In [None]:
%run ../commons/imports_cleaner.ipynb
%run ../commons/helper_db.ipynb
%run ../commons/helper_contents.ipynb

In [None]:
# GENERAL CONFIGS
create_database('blp_dataset')

cursor = conn.cursor(buffered=True)

DB_NAME = "blp_dataset"
TABLE_NAME = "products_tmp_amazon"

## First step: clear all repeated images

Using Perceptual Hashing (P-Hash) algorithm, we analyze and remove all images that have equal hashes.
We also updated the database, so we can have control over how the Dark Marketplace (DM) data was distributed. This can also help with future work.

Database fields that do not have a valid image will not be used in the training. We will only use those products that have both description and title as well as image, and vice versa, in order to maintain a balance between the results of the two networks.

Keeping the lines in the database that have no image, just placing a flag to indicate the status, we open the possibility of using this data in training, if necessary.

Also, we will copy the images that are not repeated, but has the texts into this situation, so we can use those files if necessary.

In [None]:
## CLEAR REPEATED IMAGES
MAIN_FOLDER = r"D:\images\_amazon"
folder = Path(MAIN_FOLDER)
p_img_hashes = {}
error_files = []

for image in os.listdir(folder):
    image_path = Path(f"{folder}\{image}")

    try:
        hash = imagehash.phash(Image.open(image_path))
        image_name = os.path.splitext(image)[0]

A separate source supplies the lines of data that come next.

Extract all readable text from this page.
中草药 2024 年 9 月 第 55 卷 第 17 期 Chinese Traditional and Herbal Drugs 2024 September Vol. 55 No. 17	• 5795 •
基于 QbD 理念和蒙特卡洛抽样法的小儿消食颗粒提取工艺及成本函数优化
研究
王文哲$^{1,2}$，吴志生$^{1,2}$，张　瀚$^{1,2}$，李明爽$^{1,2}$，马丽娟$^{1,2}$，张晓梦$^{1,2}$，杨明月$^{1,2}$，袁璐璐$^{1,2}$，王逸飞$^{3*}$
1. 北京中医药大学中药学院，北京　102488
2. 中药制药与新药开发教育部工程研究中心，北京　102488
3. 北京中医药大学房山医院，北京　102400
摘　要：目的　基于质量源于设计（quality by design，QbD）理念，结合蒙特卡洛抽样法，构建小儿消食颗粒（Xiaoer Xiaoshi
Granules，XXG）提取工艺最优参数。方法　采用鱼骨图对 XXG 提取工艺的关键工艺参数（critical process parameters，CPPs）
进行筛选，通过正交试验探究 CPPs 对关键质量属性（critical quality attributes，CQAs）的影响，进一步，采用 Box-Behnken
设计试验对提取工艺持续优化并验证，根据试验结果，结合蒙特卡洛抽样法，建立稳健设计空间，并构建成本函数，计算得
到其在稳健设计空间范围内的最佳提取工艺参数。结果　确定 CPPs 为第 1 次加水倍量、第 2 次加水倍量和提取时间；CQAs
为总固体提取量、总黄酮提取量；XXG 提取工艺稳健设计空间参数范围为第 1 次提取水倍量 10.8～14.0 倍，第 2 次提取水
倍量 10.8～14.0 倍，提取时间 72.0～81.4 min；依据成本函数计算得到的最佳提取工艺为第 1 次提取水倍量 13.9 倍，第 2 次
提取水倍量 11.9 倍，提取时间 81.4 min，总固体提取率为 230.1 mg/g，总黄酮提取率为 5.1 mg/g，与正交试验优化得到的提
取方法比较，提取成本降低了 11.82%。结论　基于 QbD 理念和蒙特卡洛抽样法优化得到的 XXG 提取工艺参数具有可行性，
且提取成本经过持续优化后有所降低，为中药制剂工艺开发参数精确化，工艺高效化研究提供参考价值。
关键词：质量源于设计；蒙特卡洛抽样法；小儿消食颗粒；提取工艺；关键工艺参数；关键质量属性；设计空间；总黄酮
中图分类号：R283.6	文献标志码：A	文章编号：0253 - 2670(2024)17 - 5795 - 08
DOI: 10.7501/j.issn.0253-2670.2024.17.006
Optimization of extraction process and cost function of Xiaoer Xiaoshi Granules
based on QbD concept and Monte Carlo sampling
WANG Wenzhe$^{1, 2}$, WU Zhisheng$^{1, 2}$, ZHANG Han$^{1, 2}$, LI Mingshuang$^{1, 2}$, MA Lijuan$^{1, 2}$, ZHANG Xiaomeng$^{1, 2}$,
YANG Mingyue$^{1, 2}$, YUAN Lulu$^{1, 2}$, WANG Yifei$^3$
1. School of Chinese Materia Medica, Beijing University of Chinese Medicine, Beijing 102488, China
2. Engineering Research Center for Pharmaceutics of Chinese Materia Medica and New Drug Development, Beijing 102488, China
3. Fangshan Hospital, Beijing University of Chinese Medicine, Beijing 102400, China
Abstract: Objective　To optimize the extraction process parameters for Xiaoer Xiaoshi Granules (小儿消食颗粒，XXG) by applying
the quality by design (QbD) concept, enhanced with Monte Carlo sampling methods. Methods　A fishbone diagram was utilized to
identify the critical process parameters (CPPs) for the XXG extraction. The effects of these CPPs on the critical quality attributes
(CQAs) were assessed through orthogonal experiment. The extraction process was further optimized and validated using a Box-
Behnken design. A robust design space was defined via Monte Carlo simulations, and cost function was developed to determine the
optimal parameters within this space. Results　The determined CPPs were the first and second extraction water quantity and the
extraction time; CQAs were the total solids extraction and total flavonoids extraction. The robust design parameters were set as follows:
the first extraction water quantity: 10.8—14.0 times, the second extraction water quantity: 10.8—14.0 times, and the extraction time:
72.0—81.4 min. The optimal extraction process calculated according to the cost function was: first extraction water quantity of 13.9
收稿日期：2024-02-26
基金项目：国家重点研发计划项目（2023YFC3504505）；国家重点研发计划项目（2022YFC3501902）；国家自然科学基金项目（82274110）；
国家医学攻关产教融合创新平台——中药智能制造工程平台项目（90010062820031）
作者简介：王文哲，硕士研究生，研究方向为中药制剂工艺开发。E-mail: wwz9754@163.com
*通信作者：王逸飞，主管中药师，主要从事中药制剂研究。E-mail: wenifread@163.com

        if hash in p_img_hashes:
            os.remove(image_path)
        else:
            p_img_hashes[hash] = image
    except:
        error_files.append(image)

In [None]:
def del_image(image_path):
    os.remove(image_path)

In [None]:
def copy_image(name):
    url_image = Path(f"{Path(MAIN_FOLDER)}\{name}.jpeg")
    dst_dir = Path(f"D:\images\excluded_product\{name}.jpeg")

    if url_image.exists():
        copyfile(url_image, dst_dir)
        del_image(url_image)

In [None]:
# CLEAR REPEATED TEXTS
cursor.execute(
    "SELECT description, COUNT(description) "
    "FROM products_tmp_amazon "
    "GROUP BY description HAVING COUNT(description) > 1")

repeated = cursor.fetchall()

for res in repeated:
    cursor.execute("SELECT id FROM " + TABLE_NAME + " WHERE description = %s", (res[0],))
    to_clear = cursor.fetchall()
    cont = 0

    for item in to_clear:
        if cont > 0:
            print(f"Product {item[0]}")

            cursor.execute("DELETE FROM " + TABLE_NAME + " WHERE id = %s", (item[0],))
            conn.commit()
        else:
            print(f"Product {item[0]} saved")
        cont = cont + 1

## Next step: join the data

In [None]:
cursor.execute("SELECT id, name, description, market_name, seller_name, illegal FROM products_tmp_oxygen")
items = cursor.fetchall()

DEST_FOLDER = r"D:\images\illegal"
dest = Path(DEST_FOLDER)

error = []

for i in items:
    query = "INSERT INTO products (name, description, market_name, seller_name, illegal) VALUES (%s, %s, %s, %s, %s)"
    values = (i[1], i[2], i[3], i[4], "t")

    cursor.execute(query, values)
    conn.commit()
#     product_id = cursor.lastrowid

#     url_image = Path(f"{Path(MAIN_FOLDER)}\{i[0]}.jpeg")
#     dst_dir = Path(f"{Path(dest)}\{product_id}.jpeg")

#     if url_image.exists():
#         copyfile(url_image, dst_dir)
#         del_image(url_image)
        
#     else:
#         error.append(i[0])